Normalmente, quando se extingue uma língua extinguem-se outras coisas com ela, salienta o investigador: "Os processos sociais que a fizeram desaparecer são os mesmos que vão levando ao desaparecimento das tradições, cultura e conhecimento cumulativo da comunidade que a falava."
O ciclo de vida
As línguas nunca estiveram livres de um certo ciclo de vida. "O fenómeno da extinção das línguas não é um fenómeno contemporâneo, pelo contrário", diz Isabel Tomás. "O que é preocupante na contemporaneidade é o ritmo quase alucinante a que a extinção de línguas se dá."Nos Estados Unidos, por exemplo, nos últimos cinco séculos extinguiram-se 115 línguas, como a eyak, falada no Alasca, que desapareceu em 2008 com a morte de Marie Smith Jones.
Há vários factores que explicam este "ritmo alucinante". O discurso nacionalista, que ganhou fôlego a partir do século XIX, "apoia-se na ideia da homogeneidade e da necessidade de haver uma língua nacional. Começa a dar mais atenção à norma padrão", adianta Hugo Cardoso. Ficam de fora as excepções.
"A minha impressão é que na Índia esta é uma tendência recente. O normal era falar duas, três, quatro línguas. Agora, a par de um punhado de línguas regionais mais estabelecidas, há duas dominantes: o inglês (no caso das classes mais altas) e o hindi, para criar uma coesão nacional."
Para além disso, dá-se o facto de algumas línguas serem "economicamente mais apetecíveis" do que outras, continua o investigador. Como o inglês no contexto indiano: oferece mais possibilidades de futuro e por isso há uma preferência por escolas anglófonas.

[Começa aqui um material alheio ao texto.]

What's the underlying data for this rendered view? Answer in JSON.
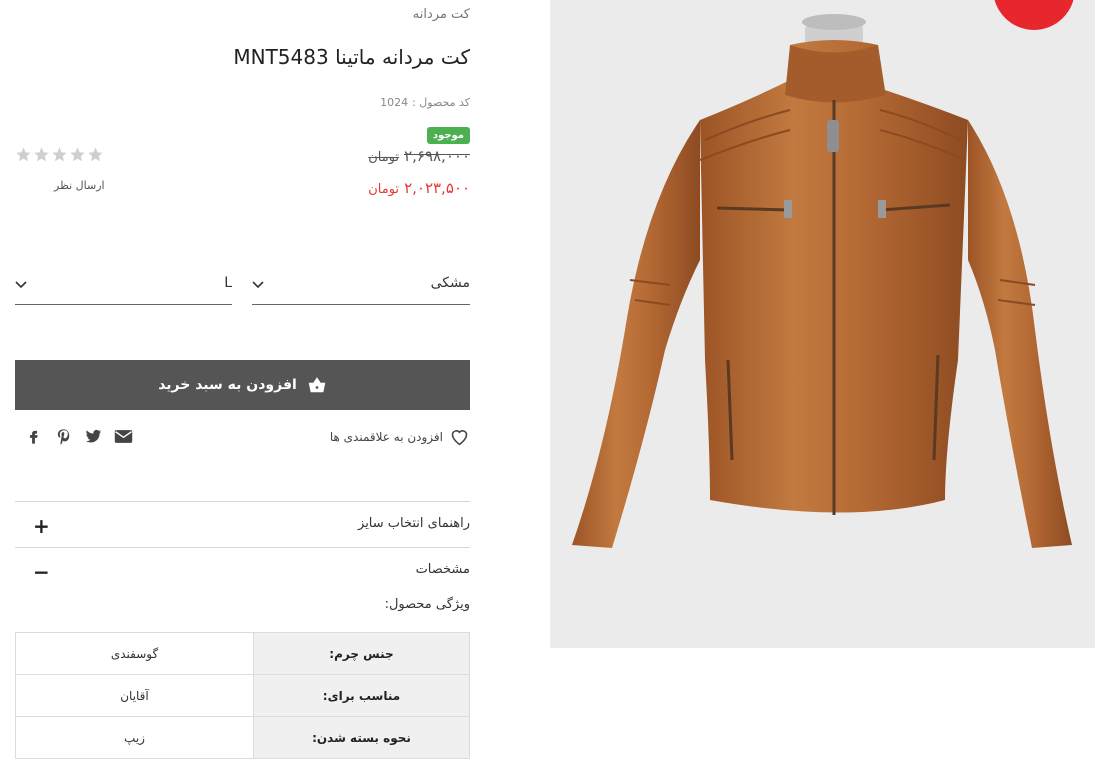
{
  "breadcrumb": {
    "category": "کت مردانه"
  },
  "product": {
    "title": "کت مردانه ماتینا MNT5483",
    "sku_label": "کد محصول :",
    "sku_value": "1024",
    "stock": "موجود",
    "old_price": "۲,۶۹۸,۰۰۰",
    "new_price": "۲,۰۲۳,۵۰۰",
    "currency": "تومان",
    "rating": 0,
    "rating_max": 5,
    "review_link": "ارسال نظر"
  },
  "options": {
    "color_value": "مشکی",
    "size_value": "L"
  },
  "actions": {
    "add_to_cart": "افزودن به سبد خرید",
    "wishlist": "افزودن به علاقمندی ها"
  },
  "share": {
    "icons": [
      "mail-icon",
      "twitter-icon",
      "pinterest-icon",
      "facebook-icon"
    ]
  },
  "accordion": {
    "size_guide": {
      "label": "راهنمای انتخاب سایز",
      "sign": "+"
    },
    "specs": {
      "label": "مشخصات",
      "sign": "−"
    }
  },
  "features": {
    "title": "ویژگی محصول:",
    "rows": [
      {
        "key": "جنس چرم:",
        "value": "گوسفندی"
      },
      {
        "key": "مناسب برای:",
        "value": "آقایان"
      },
      {
        "key": "نحوه بسته شدن:",
        "value": "زیپ"
      }
    ]
  },
  "colors": {
    "accent_green": "#4caf50",
    "price_red": "#e53935",
    "button_gray": "#555555",
    "sale_red": "#e8262d",
    "leather": "#b56a34"
  }
}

"A única força que pode parar o caminho para a extinção é a vontade colectiva dos seus falantes", acrescenta Isabel Tomás. Mas cabe-nos a todos ter a noção de que "a solução está no bilinguismo ou mesmo no multilinguismo generalizado. Sem essa consciência, as paisagens linguísticas em que existimos, a ecologia linguística de um mundo cada vez mais global, determinarão inevitavelmente a morte de línguas a um ritmo superior mesmo ao da extinção de seres vivos".
Nem todos os idiomas morrem da mesma maneira. "Poderemos falar em três tipos de morte", continua Isabel Tomás: "Morte súbita, com o desaparecimento catastrófico de todos os seus falantes", como acontece com um genocídio; "morte radical, em que a perda da língua é também rápida, em geral provocada por repressão severa exercida por um poder político exterior à comunidade"; ou ainda a "morte gradual, quando os seus falantes se deslocam para o uso de uma língua dominante, com maior prestígio e valor de mercado".
Neste último caso - o mais frequente -, a língua deixa de ser transmitida às gerações mais novas. Os linguistas afirmam que uma língua só resiste se for falada por mais de 100 mil pessoas e está em perigo quando mais de 30 por cento das crianças já não a usam.
Foi isto que aconteceu com o crioulo de Cochim. Mas para Isabel Tomás, o idioma não morreu com Rozario porque já estava morto há muito. "Uma língua que deixa de ser funcional já não está viva, a sua morte anunciada espera apenas pela certidão de óbito."